GENÇ VE AZİMLİ ALİNA BOZ

GENÇ VE AZİMLİ ALİNA BOZ

Son dönemin başarılı oyuncularından Alina Boz, genç yaşına rağmen kariyer basamaklarını hızla tırmanıyor. TRT 1 ekranlarında yayınlanan Elimi Bırakma dizisinde izlediğimiz sanatçıyla oyunculuk serüvenini ve daha pek çok şeyi konuştuk.

Rusya’da başlayan hikâyeniz Türkiye’ye uzanıyor. Bu süreci kısaca sizden dinlemek isteriz…
1998 yılında Rusya’da küçük bir kasabada doğdum. Ardından yedi yaşında İstanbul’a geldim. Anneannem ve dedem yani anne tarafım hala aynı yerde yaşıyorlar. Her fırsatta onları ziyaret etmeye yanlarına gidiyorum.

Küçük yaşlarda, birbirinden çok farklı iki kültürle büyümenin size ne gibi katkıları oldu?
Her şeyden önce iki ana dilim var. Disiplin açısından Rusya’da doğmak ve orada kısa bir süre de olsa eğitim almak beni kesinlikle etkiledi. Yaptığım her işe her zaman çok büyük bir ciddiyetle yaklaşırım ve karşımdaki kişiden de aynısını beklerim.

İki ülkeyi ve iki kültürü karşılaştırdığım zaman genel olarak Türkiye’de her zaman çok daha mutlu olduğumu söyleyebilirim. Güler yüzlü insanlar, zengin kültür, insan ilişkilerindeki samimiyet, Türkiye’de kendimi iyi hissetmemi sağlıyor. Yaşamımı sürdürmek için kesinlikle Türkiye’yi tercih ederim.

Ekranların sevilen dizisi ‘Elimi Bırakma’da Azra karakterine hayat veriyorsunuz. Bu dizi aynı zamanda sizin ilk başrolünüz. Azra karakteri hangi yönleriyle size cazip gelmişti, bu rolü kabul etme nedenleriniz nelerdi?
Azra, daha önce oynadıklarımdan çok farklı bir karakter. Bu zaten kabul etmemdeki ilk etkendi. Çok masum bir kız. Çok derin bir hikâyesi var. Yaşadığı bu dramatik hikâyeyi ekrana taşımak istedim. Ayrıca bu projede çok güçlü ve başarılı birçok oyuncu ile birlikte çalışıyorum. Güzel bir senaryo ve güvenilir bir yapım şirketi olunca da “her şey tamam” dedim. Açıkçası ‘Elimi Bırakma’ projesi bir oyuncunun isteyeceği her şeyi sundu bana.

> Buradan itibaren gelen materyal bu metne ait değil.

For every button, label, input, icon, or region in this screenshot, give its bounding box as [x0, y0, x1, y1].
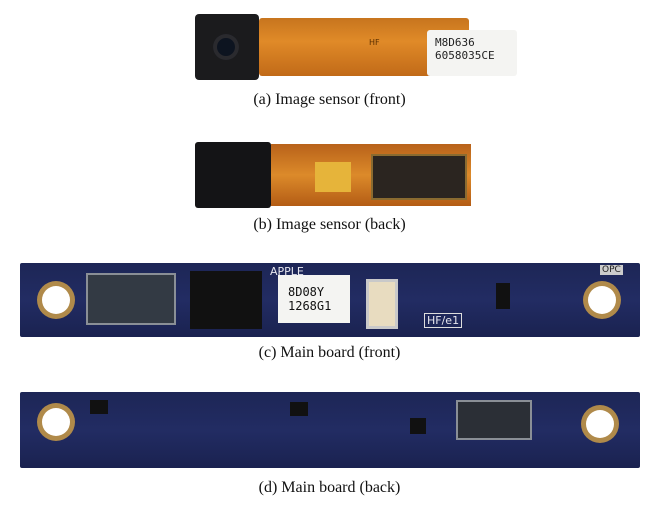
sensor-sticker: M8D636 6058035CE	[427, 30, 517, 76]
connector	[456, 400, 532, 440]
chip	[190, 271, 262, 329]
caption-a: (a) Image sensor (front)	[253, 91, 406, 108]
chip	[90, 400, 108, 414]
mount-hole	[588, 286, 616, 314]
mount-hole	[42, 408, 70, 436]
chip	[290, 402, 308, 416]
gold-pad	[315, 162, 351, 192]
sticker-line: 1268G1	[288, 299, 332, 313]
flex-cable: HF M8D636 6058035CE	[259, 18, 517, 76]
caption-c: (c) Main board (front)	[258, 344, 401, 361]
caption-b: (b) Image sensor (back)	[253, 216, 406, 233]
silkscreen: APPLE	[270, 265, 304, 278]
caption-d: (d) Main board (back)	[258, 479, 401, 496]
chip	[410, 418, 426, 434]
silkscreen: OPC	[600, 265, 623, 275]
lens	[213, 34, 239, 60]
silkscreen: HF/e1	[424, 313, 463, 328]
sticker-line: 8D08Y	[288, 285, 325, 299]
connector	[371, 154, 467, 200]
main-board-front-photo: APPLE 8D08Y 1268G1 HF/e1 OPC	[20, 263, 640, 337]
camera-module	[195, 142, 271, 208]
camera-module	[195, 14, 259, 80]
image-sensor-back-photo	[195, 140, 473, 210]
flex-cable	[271, 144, 471, 206]
crystal	[366, 279, 398, 329]
mount-hole	[42, 286, 70, 314]
image-sensor-front-photo: HF M8D636 6058035CE	[193, 10, 517, 86]
chip	[496, 283, 510, 309]
main-board-back-photo	[20, 392, 640, 468]
flex-mark: HF	[369, 38, 380, 47]
connector	[86, 273, 176, 325]
board-sticker: 8D08Y 1268G1	[278, 275, 350, 323]
sticker-line: 6058035CE	[435, 49, 495, 62]
sticker-line: M8D636	[435, 36, 475, 49]
mount-hole	[586, 410, 614, 438]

‘Elime Bırakma’ dizisi kariyerinizdeki yükseliş için nasıl bir öneme sahip?
Bir oyuncu için içten oynadığı her iş, bir yükseliş anlamı taşır. Güzel bir yemeği ilk defa yapmak gibidir. Başarılı olursanız hem çok mutlu olursunuz hem de takdir edilirsiniz. Bu projeyle seyirci beni daha önce görmediği bir karakterde gördü ve sevdi. Her şeyden önce bu benim için çok önemli.

Henüz 20 yaşındasınız. Setlerde büyüdüğünüz, olgunlaştığınız bir dönemden geçiyorsunuz. Bu süreçte oyunculuğun size ne gibi katkıları oluyor? Set hayatının öğretici tarafları neler?
Dışarıdan ne kadar kolay ve eğlenceli görünse de aslında çok zorlayıcı ve disiplin isteyen bir çalışma temposunun içindeyim. Gece gündüz sette olmak özveri gerektiriyor. Çok kalabalık bir ekiple uzun saatler çalışıyoruz. Ailelerimizden daha çok sette birbirimizi görüyoruz. Birinin canı sıkkın olsa sizin de canınız sıkılıyor. O yüzden sete hep neşeli ve mutlu girmeye özen gösteriyoruz. Günlük hayatın olumsuzluklarını geride bırakmak gerekiyor.
Bir yandan da sevdiğin işi yapmak, tanımadığın insanlar tarafından sevildiğini görmek, işinde çok başarılı insanlarla çalışıp farklı alanlarda onlardan bir şeyler öğrenmek çok değerli.

Set dışında günleriniz nasıl geçiyor?
Set dışında başka bir şey yapmaya gerçek anlamda vakit kalmıyor. Bu kadar yoğun olacağımı ben de tahmin etmezdim. Haftada bir gün iznim olunca koşuşturup işlerimi mi halledeyim yoksa evde kalıp dinleneyim mi diye kendimle çok çelişiyorum. Her fırsatta spora gidiyorum. Evdeyken film izlemeye çalışıyorum.